Pour Me Mokili, cette posture relève d’une contradiction morale. Il juge inacceptable que ceux qui ont contribué à la militarisation de la société, à la prolifération des armes et aux violences contre les civils en particulier les violences sexuelles prétendent aujourd’hui incarner la solution à une crise qu’ils ont eux-mêmes nourrie.
Il met en garde contre ce qu’il considère comme une stratégie récurrente : déposer momentanément les armes, participer à des consultations ou négociations à l’étrangerbou au pays puis revenir sur la scène publique avec des revendications politiques, pendant que les populations locales continuent de payer le prix de l’instabilité qu’ils ont imposé au peuple
Le précédent Roger Lumbala
Dans son argumentaire, Me Mokili s’appuie sur le dossier judiciaire de Roger Lumbala, ancien chef rebelle ayant accédé à des hautes fonctions politiques avant d’être poursuivi par la justice. Pour lui, ce cas illustre une réalité fondamentale : les fonctions politiques ne sauraient constituer un bouclier contre la justice, et les crimes commis dans le cadre des rébellions armées restent imprescriptibles dans la mémoire collective et judiciaire.
Il estime que cet exemple devrait servir d’avertissement à d’autres figures de l’insurrection armée, y compris à Thomas Lubanga, souvent cité dans les débats sur la responsabilité des anciens chefs de guerre en Ituri.
Appel à une réforme politique et juridique
Allant plus loin, Me Mokili appelle les deux chambres du Parlement congolais à examiner et adopter une loi stricte interdisant l’accès aux fonctions électives et politico-administratives à toute personne ayant participé à un mouvement insurrectionnel armé même comme simple membre même sans être condamné.
Selon lui, cette réforme permettrait de rompre définitivement avec une pratique qu’il qualifie de dangereuse : l’usage de la rébellion comme moyen d’ascension politique, tant au niveau national que provincial.
Une responsabilité devant l’histoire
En conclusion, Me Mokili rappelle que chaque acteur porte une responsabilité historique face aux souffrances infligées aux populations.
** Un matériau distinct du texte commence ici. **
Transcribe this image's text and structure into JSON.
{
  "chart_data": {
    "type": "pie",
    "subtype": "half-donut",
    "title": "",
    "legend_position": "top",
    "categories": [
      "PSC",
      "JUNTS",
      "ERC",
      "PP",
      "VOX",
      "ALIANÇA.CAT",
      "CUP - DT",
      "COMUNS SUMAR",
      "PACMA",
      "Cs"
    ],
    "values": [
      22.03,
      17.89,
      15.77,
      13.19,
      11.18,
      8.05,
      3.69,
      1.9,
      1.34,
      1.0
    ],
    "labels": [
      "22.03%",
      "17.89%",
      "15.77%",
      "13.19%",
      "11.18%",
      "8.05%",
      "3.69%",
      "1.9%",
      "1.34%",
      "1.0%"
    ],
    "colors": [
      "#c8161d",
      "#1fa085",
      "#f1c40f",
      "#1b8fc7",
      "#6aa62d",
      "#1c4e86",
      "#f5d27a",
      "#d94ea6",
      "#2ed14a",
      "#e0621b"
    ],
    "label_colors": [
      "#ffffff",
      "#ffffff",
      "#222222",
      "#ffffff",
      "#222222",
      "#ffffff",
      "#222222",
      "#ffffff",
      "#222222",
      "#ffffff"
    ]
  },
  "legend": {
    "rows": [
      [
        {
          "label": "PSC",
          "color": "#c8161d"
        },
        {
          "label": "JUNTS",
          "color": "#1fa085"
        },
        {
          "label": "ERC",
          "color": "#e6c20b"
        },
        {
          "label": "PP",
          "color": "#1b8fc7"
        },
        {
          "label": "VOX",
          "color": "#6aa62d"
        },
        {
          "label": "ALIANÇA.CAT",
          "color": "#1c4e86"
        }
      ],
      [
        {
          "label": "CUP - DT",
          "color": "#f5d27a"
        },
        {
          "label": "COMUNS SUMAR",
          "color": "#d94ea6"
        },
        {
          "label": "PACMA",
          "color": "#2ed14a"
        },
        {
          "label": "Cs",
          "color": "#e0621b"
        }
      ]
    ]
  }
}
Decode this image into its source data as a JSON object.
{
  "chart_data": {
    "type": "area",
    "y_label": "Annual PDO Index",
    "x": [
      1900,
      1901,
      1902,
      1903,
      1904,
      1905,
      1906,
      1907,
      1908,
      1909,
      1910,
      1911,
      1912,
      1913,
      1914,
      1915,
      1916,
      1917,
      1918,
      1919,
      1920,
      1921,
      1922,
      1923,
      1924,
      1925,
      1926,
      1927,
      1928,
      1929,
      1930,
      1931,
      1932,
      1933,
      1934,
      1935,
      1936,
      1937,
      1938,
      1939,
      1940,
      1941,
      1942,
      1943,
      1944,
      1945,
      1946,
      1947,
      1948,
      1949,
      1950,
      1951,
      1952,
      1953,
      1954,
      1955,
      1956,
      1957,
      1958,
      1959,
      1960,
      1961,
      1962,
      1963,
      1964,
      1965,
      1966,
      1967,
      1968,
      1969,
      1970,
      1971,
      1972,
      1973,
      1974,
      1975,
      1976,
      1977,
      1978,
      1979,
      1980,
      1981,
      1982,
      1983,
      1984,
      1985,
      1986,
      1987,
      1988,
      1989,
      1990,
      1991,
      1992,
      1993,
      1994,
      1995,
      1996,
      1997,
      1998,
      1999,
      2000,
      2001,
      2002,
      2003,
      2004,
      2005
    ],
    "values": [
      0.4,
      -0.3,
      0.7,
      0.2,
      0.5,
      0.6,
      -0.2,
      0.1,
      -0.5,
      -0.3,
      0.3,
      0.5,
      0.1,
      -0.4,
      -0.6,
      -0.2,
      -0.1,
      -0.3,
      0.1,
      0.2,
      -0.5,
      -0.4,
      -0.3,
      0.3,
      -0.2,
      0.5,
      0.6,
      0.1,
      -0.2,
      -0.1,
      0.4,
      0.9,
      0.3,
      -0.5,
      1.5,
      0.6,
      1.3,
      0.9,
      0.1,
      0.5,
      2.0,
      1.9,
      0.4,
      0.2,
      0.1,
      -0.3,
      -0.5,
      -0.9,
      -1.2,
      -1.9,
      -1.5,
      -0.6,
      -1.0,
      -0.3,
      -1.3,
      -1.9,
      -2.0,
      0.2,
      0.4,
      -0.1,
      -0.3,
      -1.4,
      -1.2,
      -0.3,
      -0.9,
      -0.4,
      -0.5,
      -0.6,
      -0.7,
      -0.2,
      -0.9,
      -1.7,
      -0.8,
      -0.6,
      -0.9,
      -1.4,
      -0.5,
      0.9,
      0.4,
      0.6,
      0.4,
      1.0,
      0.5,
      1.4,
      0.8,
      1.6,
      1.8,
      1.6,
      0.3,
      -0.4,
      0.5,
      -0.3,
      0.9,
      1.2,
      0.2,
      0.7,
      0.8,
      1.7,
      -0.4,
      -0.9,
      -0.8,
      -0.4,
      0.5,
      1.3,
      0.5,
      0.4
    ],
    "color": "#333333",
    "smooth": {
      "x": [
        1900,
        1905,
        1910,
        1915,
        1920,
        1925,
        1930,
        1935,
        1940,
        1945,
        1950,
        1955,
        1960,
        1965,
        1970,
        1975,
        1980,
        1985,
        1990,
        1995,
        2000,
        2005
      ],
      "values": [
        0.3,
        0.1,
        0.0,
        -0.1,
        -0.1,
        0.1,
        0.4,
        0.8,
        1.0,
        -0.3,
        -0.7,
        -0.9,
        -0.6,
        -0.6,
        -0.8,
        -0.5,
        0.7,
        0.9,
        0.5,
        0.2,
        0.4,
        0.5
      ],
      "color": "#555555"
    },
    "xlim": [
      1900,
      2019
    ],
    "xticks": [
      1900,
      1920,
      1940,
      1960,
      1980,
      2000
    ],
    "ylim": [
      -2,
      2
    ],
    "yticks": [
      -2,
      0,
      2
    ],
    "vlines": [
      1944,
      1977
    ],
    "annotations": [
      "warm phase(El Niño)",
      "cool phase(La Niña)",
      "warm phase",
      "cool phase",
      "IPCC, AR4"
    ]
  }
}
Il soutient que ni la transformation des mouvements armés en partis politiques, ni le temps, ne peuvent effacer les conséquences des actes posés.
Il exhorte enfin les groupes armés encore actifs en Ituri à renoncer définitivement à la violence, soulignant que la paix durable passe par la justice, la vérité et la responsabilité individuelle.